Ao longo deste texto, você vai encontrar:

  • Financiamento de imóvel é feito com juros simples ou compostos?
  • Qual a diferença entre juros simples e juros compostos?
  • Como calcular juros compostos?
  • Como calcular juros simples?
  • Como saber se a operação de é juros simples ou compostos?
  • Qual é a taxa de juros de um financiamento imobiliário?
  • Obtenha crédito com os melhores juros do mercado

Financiamento de imóvel é feito com juros simples ou compostos?

Todo financiamento de imóvel é feito com juros simples – juros compostos são proibidos para esse tipo de operação no Brasil. Essa proibição está expressa no Decreto 22.626 de 1933 e na Súmula 121 do Superior Tribunal Federal (STF)

Mas o que são juros simples e compostos? Em um financiamento imobiliário, os juros são valores mensais pagos dentro de cada prestação de um financiamento, junto à amortização (fatia do saldo devedor existente), taxas administrativas e seguros obrigatórios. 

Eles são calculados a partir da multiplicação do saldo devedor existente naquele mês pelo percentual de juros determinado no contrato assinado com o banco. Os juros são uma forma de pagar uma compensação ao credor pelo empréstimo do dinheiro. 

Qual a diferença entre juros simples e juros compostos?

Já vimos qual é a classificação dos juros de um financiamento imobiliário, mas afinal qual é a diferença entre juros simples e juros compostos? De forma resumida, os juros simples incidem apenas sobre o saldo devedor – o valor originalmente emprestado pelo banco ao cliente. Eles são comuns em operações de crédito no Brasil, como financiamentos de imóveis e automóveis, além de empréstimos pessoais e consignados.

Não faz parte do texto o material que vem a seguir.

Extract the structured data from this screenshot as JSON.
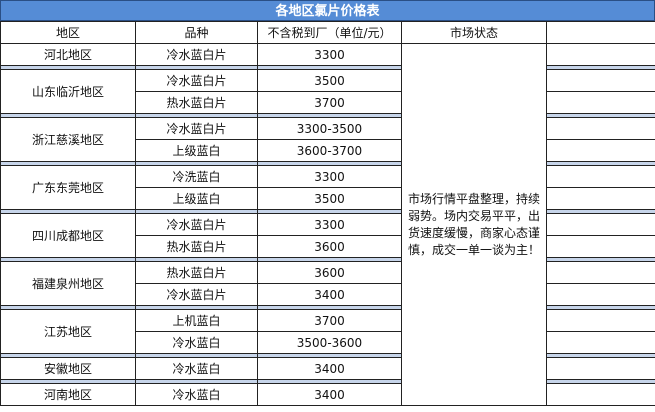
{
  "title": "各地区氯片价格表",
  "headers": [
    "地区",
    "品种",
    "不含税到厂（单位/元）",
    "市场状态",
    ""
  ],
  "market_status": "市场行情平盘整理，持续弱势。场内交易平平，出货速度缓慢，商家心态谨慎，成交一单一谈为主！",
  "colors": {
    "title_bg": "#558cd6",
    "separator": "#c7d5ea"
  },
  "regions": [
    {
      "name": "河北地区",
      "items": [
        {
          "variety": "冷水蓝白片",
          "price": "3300"
        }
      ]
    },
    {
      "name": "山东临沂地区",
      "items": [
        {
          "variety": "冷水蓝白片",
          "price": "3500"
        },
        {
          "variety": "热水蓝白片",
          "price": "3700"
        }
      ]
    },
    {
      "name": "浙江慈溪地区",
      "items": [
        {
          "variety": "冷水蓝白片",
          "price": "3300-3500"
        },
        {
          "variety": "上级蓝白",
          "price": "3600-3700"
        }
      ]
    },
    {
      "name": "广东东莞地区",
      "items": [
        {
          "variety": "冷洗蓝白",
          "price": "3300"
        },
        {
          "variety": "上级蓝白",
          "price": "3500"
        }
      ]
    },
    {
      "name": "四川成都地区",
      "items": [
        {
          "variety": "冷水蓝白片",
          "price": "3300"
        },
        {
          "variety": "热水蓝白片",
          "price": "3600"
        }
      ]
    },
    {
      "name": "福建泉州地区",
      "items": [
        {
          "variety": "热水蓝白片",
          "price": "3600"
        },
        {
          "variety": "冷水蓝白片",
          "price": "3400"
        }
      ]
    },
    {
      "name": "江苏地区",
      "items": [
        {
          "variety": "上机蓝白",
          "price": "3700"
        },
        {
          "variety": "冷水蓝白",
          "price": "3500-3600"
        }
      ]
    },
    {
      "name": "安徽地区",
      "items": [
        {
          "variety": "冷水蓝白",
          "price": "3400"
        }
      ]
    },
    {
      "name": "河南地区",
      "items": [
        {
          "variety": "冷水蓝白",
          "price": "3400"
        }
      ]
    }
  ]
}
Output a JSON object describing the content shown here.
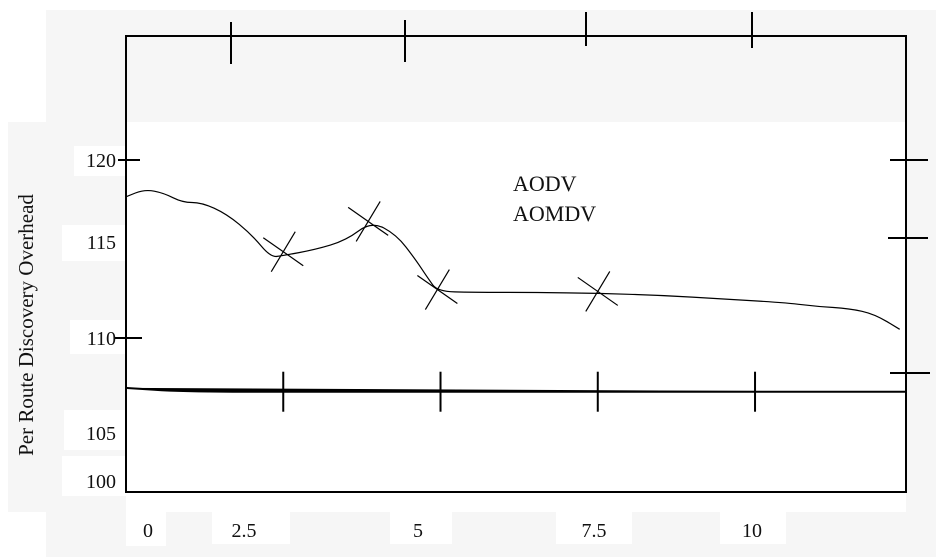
{
  "chart_data": {
    "type": "line",
    "title": "",
    "xlabel": "",
    "ylabel": "Per Route Discovery Overhead",
    "x_ticks": [
      "0",
      "2.5",
      "5",
      "7.5",
      "10"
    ],
    "y_ticks": [
      "100",
      "105",
      "110",
      "115",
      "120"
    ],
    "xlim": [
      0,
      12.4
    ],
    "ylim": [
      99.5,
      123.6
    ],
    "legend_position": "top-center",
    "series": [
      {
        "name": "AODV",
        "x": [
          0,
          0.3,
          0.6,
          0.9,
          1.2,
          1.6,
          2.0,
          2.3,
          2.5,
          3.0,
          3.5,
          3.9,
          4.3,
          4.6,
          4.8,
          4.95,
          5.5,
          6.5,
          7.5,
          8.5,
          9.5,
          10.5,
          11.0,
          11.5,
          11.9,
          12.3
        ],
        "y": [
          115.1,
          115.5,
          115.3,
          114.8,
          114.8,
          114.2,
          113.1,
          111.9,
          112.0,
          112.3,
          112.8,
          113.8,
          113.1,
          111.8,
          110.8,
          110.1,
          110.05,
          110.05,
          110.0,
          109.9,
          109.7,
          109.5,
          109.3,
          109.2,
          108.9,
          108.1
        ],
        "markers": [
          [
            2.5,
            112.2
          ],
          [
            3.85,
            113.8
          ],
          [
            4.95,
            110.2
          ],
          [
            7.5,
            110.1
          ]
        ]
      },
      {
        "name": "AOMDV",
        "x": [
          0,
          0.9,
          2.5,
          5,
          7.5,
          10,
          12.4
        ],
        "y": [
          105.0,
          104.8,
          104.8,
          104.8,
          104.8,
          104.8,
          104.8
        ],
        "markers": [
          [
            2.5,
            104.8
          ],
          [
            5,
            104.8
          ],
          [
            7.5,
            104.8
          ],
          [
            10,
            104.8
          ]
        ]
      }
    ],
    "legend": [
      "AODV",
      "AOMDV"
    ]
  }
}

Os juros compostos, por outro lado, são juros que incidem sobre valores que já incluem juros. A taxa de juros vai incidir sobre um valor que inclui o montante original e os juros que já incidiram sobre esse montante original. 

Essa modalidade é comum em investimentos e aplicações, como a própria caderneta de poupança. A cada mês que você deixa seu dinheiro investido, os juros passam a fazer parte dessa quantia total acumulada, sobre a qual vai incidir uma taxa de juros. 

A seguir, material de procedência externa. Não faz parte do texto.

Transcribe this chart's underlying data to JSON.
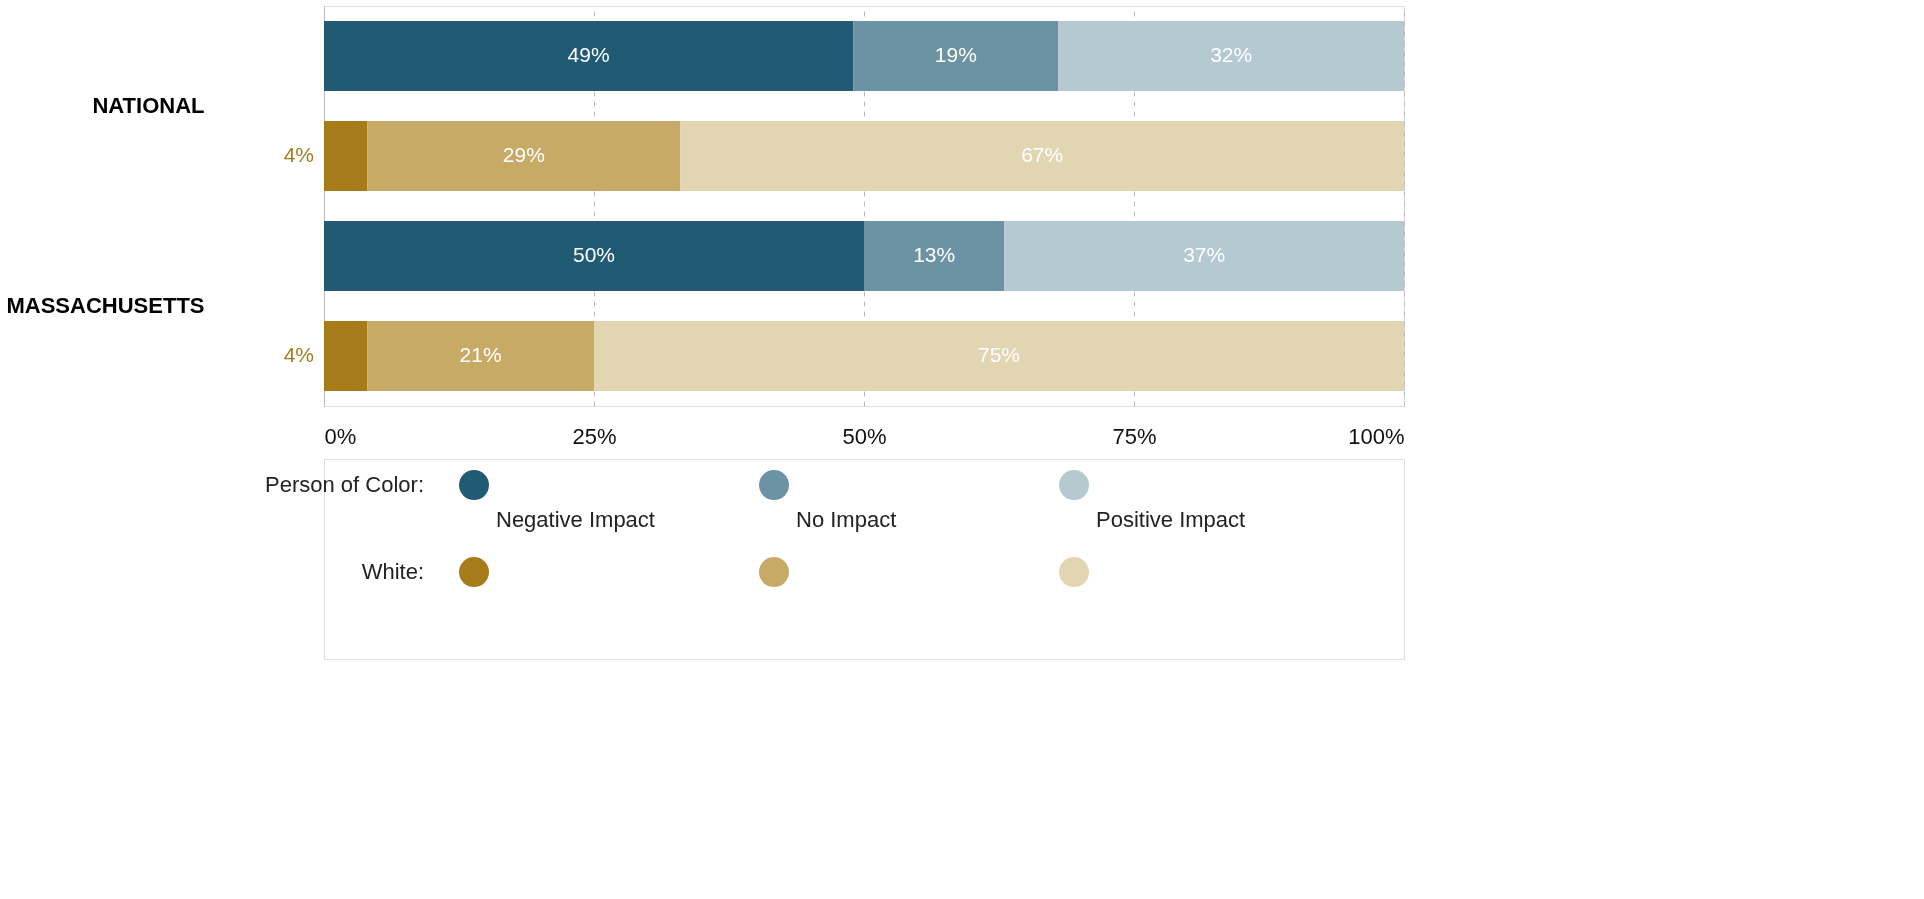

A seguir, vamos mostrar de forma prática a diferença entre a fórmula dos juros simples e a fórmula dos juros compostos

Como calcular juros compostos?

Para calcular os juros compostos, você precisa multiplicar o capital inicialmente investido somado aos juros que ele já rendeu pelos juros do mês a vencer. Para fazer isso de uma forma mais simplificada, utilize a seguinte fórmula: 

M = C (1 + i)t

M será o montante total, com o valor de juros incluídos. C seria o capital inicialmente investido. Já o i é a taxa de juros mensal, em decimais. O t é o número de meses em que o capital ficará investido.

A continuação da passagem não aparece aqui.